I wanted to get this information out as soon as we could verify the information we’d received. 
Adam Eakle


----------



## DallanC (Jan 13, 2009)

Depressing news. I fully planning on attending the burbot bash this year for the first time but this news has completely turned me off to the idea. 


-DallanC


----------



## fstop (Sep 25, 2007)

One thing I wanted to add to this is that. If you are not pregnant, a nursing mother, a women of child bearing age or a child under 15, you can still eat burbot. But you'll want to limit your intake, especially those larger fish to one meal per month. Hope this helps Dallan...Adam


----------



## Ton_Def (Dec 23, 2008)

Thanks Adam! Good to know! 

But....

I'll still eat 'em!! :EAT:


----------



## HunterGeek (Sep 13, 2007)

When I was a kid in one of my junior high science classes, I remember the teacher dropping a mercury barometer on his desk. Little beads of mercury flew off his desk and onto the floor in every direction. All the kids in the class were searching for the weird little balls of liquid metal, picking them up and helping to collect it all back into a jar.

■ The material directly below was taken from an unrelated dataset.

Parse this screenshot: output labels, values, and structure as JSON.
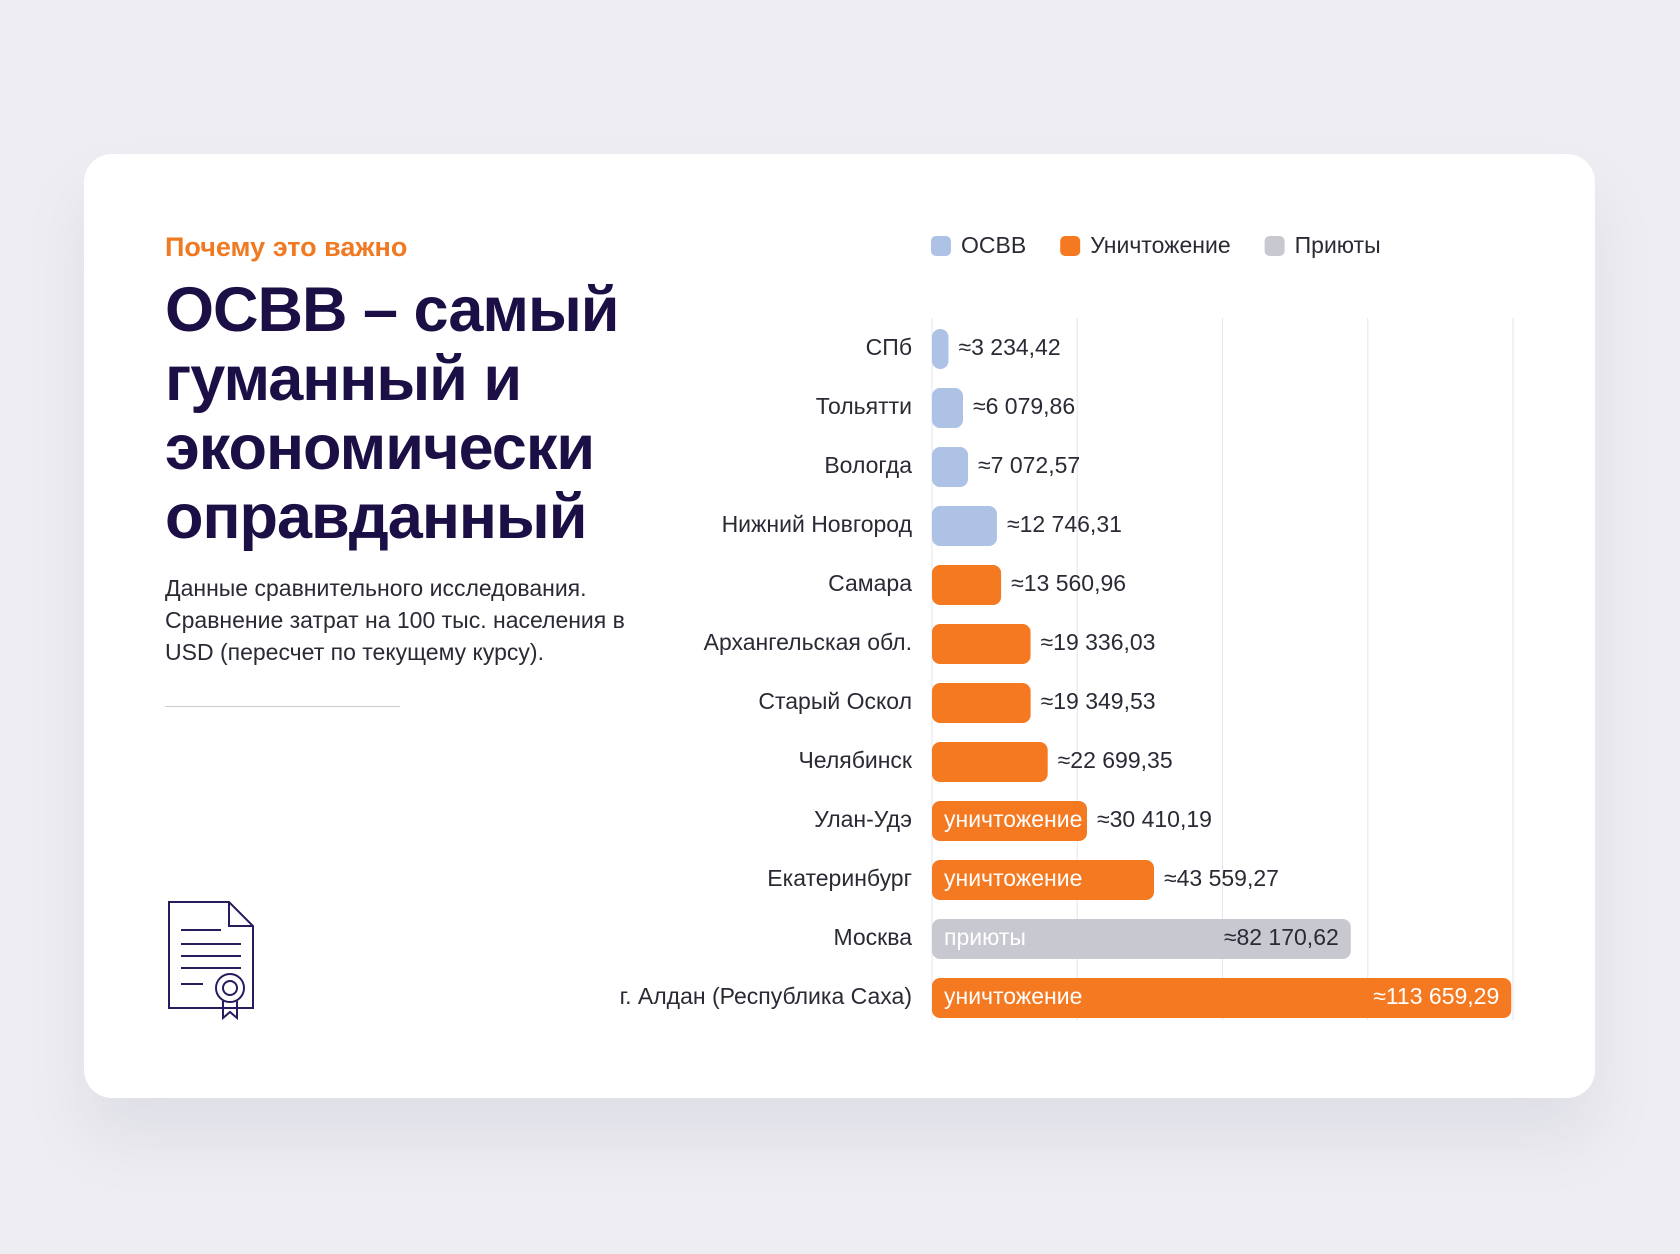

If that happened today, they'd likely shut down the school, cordon off the surrounding blocks, then call in a special team of hazmat-suited engineers from Washington to decontaminate the site prior to leveling the school and deeming the whole area unfit for human habitation.

Mercury poisoning is serious stuff, but I don't remember any of the kids in my class getting sick or having any long or shorterm effects. Personally, I think there's a common sense middle ground in all this. It was probably foolish to enlist students in cleaning up liquid mercury off the science classroom floor, but it also seems a bit foolish to get too alarmed by microscopic pinprick amounts of mercury compounds found in a few fish.

I'd much rather feed my kids freshly caught burbot from Flaming Gorge than the fat filled, sodium-laced and chemically preserved food-like substances available for sale at McDonalds and 7-11.


----------



## FISHAMANIAC (Dec 1, 2012)

Well in my opinion it really sucks that this supposedly new news is just being published !! F&G have known for more than a minute about the mercury levels just failed to release it in a timely manner. I heard of this over 3 months ago those who fish them knew it was just a matter of time Ling are considered an Apex predator in the Gorge. I've caught and ate several hundred over the last 5yrs with no obvious repercussions that I can see with my 3 eyes _(O)_ lol!! I will continue to fish for them but will use my due diligence and avoid eating anything over 20 ins and in moderate amounts.


----------



## wyogoob (Sep 7, 2007)

Not good. A guy's gotta be careful what he eats.

FYI, here's the Utah fish advisories as of Oct 25, 2012:
http://fishadvisories.utah.gov/


----------